Flashback 1999: World’s Biggest TV!

Nineteen years ago this month, Sound & Vision had just published its fifth issue. The cover featured the “world’s biggest TV” — an 80-inch Mitsubishi rear-projection TV that was positively huge by today’s skinny-TV standards.

At $10,000, the Mitsubishi VS-80803 was also enormously expensive and required the use of a $3,000 outboard decoder. Add to that a screen with a then-standard 4:3 aspect ratio! Hello zoom. Hello black bars.

Addressing the set’s squarish 4:3 screen, reviewer Al Griffin wrote:

I know what you’re thinking: a 4:3 screen on a digital (DTV) set? Isn’t the 16:9 widescreen format mandated by the new DTV standard?
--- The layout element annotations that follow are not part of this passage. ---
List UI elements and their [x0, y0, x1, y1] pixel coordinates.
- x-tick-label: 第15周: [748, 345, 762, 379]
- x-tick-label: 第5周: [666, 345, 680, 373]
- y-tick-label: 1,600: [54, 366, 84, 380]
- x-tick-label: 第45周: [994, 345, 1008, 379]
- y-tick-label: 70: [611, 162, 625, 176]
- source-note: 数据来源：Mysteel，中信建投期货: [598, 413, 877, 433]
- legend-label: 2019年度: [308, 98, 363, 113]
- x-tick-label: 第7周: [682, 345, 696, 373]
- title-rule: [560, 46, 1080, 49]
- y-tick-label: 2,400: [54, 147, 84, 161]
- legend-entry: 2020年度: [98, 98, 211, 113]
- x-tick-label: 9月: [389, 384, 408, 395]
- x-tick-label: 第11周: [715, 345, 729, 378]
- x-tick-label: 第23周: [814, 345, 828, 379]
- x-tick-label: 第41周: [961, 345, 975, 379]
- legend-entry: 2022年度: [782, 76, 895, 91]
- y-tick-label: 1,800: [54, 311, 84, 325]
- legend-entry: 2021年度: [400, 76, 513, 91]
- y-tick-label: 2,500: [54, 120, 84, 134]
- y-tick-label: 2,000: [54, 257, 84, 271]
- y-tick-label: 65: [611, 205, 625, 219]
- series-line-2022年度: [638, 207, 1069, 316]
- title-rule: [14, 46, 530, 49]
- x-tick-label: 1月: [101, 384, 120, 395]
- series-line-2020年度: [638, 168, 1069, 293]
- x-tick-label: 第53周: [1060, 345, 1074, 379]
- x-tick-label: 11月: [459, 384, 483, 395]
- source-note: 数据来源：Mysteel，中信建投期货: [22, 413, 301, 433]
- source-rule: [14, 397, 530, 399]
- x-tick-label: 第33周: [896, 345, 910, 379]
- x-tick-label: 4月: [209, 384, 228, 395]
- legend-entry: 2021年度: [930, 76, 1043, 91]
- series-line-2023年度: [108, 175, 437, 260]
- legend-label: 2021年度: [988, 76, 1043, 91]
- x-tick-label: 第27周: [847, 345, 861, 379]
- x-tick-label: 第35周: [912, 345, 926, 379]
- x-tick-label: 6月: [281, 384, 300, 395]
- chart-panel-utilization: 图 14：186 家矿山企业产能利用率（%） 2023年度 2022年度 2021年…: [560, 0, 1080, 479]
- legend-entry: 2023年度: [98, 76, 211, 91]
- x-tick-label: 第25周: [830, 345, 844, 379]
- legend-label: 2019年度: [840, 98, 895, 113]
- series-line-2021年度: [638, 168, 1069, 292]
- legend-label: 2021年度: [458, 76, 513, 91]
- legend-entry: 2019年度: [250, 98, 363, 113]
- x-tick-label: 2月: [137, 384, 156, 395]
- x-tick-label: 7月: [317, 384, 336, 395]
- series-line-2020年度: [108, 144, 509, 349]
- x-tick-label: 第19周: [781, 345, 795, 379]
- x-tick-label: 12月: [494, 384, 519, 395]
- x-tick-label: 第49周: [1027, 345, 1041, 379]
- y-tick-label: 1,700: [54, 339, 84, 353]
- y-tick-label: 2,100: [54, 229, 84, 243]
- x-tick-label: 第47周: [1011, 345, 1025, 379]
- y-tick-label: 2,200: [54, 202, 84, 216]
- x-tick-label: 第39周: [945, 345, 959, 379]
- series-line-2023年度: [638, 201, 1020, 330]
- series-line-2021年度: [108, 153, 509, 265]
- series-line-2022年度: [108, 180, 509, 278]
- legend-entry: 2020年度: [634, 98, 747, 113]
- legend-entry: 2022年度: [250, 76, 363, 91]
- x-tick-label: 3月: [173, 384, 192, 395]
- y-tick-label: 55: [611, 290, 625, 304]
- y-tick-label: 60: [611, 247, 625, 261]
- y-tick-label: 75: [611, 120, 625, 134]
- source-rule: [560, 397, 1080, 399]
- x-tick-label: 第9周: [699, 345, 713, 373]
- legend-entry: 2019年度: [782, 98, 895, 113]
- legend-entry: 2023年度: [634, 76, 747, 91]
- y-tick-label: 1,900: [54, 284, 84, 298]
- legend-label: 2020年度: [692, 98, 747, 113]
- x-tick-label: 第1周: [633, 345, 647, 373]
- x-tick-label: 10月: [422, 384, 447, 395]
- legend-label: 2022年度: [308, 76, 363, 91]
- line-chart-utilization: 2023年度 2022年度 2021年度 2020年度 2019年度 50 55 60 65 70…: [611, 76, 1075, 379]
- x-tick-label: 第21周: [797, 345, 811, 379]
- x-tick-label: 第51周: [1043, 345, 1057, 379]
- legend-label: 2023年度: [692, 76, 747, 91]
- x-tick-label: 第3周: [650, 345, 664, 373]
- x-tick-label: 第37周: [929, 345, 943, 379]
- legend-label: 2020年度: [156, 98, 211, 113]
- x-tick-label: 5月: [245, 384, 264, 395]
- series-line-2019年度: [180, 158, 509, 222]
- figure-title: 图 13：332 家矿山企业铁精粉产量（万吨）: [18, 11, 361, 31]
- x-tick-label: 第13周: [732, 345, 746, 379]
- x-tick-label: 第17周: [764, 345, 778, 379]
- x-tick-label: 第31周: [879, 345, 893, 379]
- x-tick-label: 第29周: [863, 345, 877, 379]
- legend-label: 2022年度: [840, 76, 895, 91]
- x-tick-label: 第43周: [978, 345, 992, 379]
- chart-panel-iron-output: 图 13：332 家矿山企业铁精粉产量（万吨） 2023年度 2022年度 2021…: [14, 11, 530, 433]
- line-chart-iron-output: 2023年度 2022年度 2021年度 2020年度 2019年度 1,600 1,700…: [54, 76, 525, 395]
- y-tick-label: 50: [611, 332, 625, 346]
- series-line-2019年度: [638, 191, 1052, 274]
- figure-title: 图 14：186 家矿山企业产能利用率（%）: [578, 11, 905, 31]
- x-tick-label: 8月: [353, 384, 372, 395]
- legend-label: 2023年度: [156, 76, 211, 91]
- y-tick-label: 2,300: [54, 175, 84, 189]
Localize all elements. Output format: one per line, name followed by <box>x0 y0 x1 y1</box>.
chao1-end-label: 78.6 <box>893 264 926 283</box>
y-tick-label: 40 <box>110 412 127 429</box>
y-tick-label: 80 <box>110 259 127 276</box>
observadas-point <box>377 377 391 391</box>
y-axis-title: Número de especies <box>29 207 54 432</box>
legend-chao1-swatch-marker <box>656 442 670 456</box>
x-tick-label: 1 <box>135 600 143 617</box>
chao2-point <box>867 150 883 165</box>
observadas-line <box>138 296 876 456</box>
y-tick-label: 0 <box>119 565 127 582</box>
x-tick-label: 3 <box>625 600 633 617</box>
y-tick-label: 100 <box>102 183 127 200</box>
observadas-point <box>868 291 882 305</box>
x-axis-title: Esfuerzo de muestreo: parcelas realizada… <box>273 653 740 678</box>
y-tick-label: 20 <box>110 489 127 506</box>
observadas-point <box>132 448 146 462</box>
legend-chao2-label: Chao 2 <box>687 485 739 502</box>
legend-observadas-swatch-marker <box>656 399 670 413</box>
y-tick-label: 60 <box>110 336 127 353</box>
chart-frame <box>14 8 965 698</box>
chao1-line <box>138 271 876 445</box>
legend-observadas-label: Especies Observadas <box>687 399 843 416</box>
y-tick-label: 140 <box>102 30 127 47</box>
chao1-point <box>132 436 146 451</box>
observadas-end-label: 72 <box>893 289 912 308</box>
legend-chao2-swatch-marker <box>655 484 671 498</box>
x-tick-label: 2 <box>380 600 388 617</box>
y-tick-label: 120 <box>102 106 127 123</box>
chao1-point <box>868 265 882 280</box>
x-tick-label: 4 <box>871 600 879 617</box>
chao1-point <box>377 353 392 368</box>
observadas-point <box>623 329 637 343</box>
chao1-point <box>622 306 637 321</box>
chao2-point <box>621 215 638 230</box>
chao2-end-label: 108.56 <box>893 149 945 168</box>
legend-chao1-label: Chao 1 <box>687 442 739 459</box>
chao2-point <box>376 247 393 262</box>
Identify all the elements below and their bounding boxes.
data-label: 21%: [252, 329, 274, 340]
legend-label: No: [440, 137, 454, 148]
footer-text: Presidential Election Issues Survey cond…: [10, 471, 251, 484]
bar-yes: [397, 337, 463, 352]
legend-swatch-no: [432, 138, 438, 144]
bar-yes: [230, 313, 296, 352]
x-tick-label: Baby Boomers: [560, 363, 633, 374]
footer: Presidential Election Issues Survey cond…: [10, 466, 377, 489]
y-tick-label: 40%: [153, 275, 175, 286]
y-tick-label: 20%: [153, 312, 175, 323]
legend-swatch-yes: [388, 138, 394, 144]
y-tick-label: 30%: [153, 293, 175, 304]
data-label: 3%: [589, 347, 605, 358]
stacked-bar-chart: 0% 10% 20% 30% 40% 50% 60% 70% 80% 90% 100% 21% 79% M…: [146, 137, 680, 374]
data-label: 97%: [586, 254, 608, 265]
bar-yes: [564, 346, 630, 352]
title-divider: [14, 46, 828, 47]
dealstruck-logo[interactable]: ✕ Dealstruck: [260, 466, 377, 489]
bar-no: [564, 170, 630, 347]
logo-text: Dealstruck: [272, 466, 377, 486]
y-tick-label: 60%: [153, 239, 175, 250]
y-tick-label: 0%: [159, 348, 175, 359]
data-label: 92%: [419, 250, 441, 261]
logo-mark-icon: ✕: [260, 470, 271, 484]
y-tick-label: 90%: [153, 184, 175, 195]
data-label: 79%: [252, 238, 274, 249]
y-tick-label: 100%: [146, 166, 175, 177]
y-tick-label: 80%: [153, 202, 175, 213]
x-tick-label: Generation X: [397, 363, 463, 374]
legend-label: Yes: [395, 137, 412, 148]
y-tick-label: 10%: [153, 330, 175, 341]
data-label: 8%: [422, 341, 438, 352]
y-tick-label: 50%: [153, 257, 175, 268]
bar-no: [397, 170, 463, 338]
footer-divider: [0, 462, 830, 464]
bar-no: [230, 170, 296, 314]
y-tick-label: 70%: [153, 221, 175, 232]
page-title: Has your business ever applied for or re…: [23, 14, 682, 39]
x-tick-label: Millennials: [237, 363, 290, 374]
According to the Consumer Electronics Manufacturer’s Association (CEMA), the answer is no — as long as the set can display a 16:9 image at the standard’s minimum resolution. Mitsubishi went several steps further in this case. When the VS-80803 is connected to the company’s HD-1080 high-definition decoder ($3,000), the set can still put up a 1080i-format letterboxed 16:9 image that measures a healthy 73 inches diagonal…”
The TV was so big that Griffin joked he was about to “leave the set in its carton and score out a hole large enough that we could view the screen.”

So, how’d it perform?

Griffin was blown away by the quality of the high-definition broadcast of CBS’s 48 Hours. “I was startled at how lifelike the show looked,” he wrote noting that it was considerably more detailed than the programs stored on the Sencore HDTV player S&V reviewers routinely used in those early days of HDTV when high-def programming was scarce. “The quality didn’t quite equal that of a $35,000 front-projection system I’d recently brushed against, but it was still very satisfying. Details such as skin textures or the ornate patterns of fixtures in the Trump Towers suite from which Dan Rather was hosting the show were extremely realistic looking.”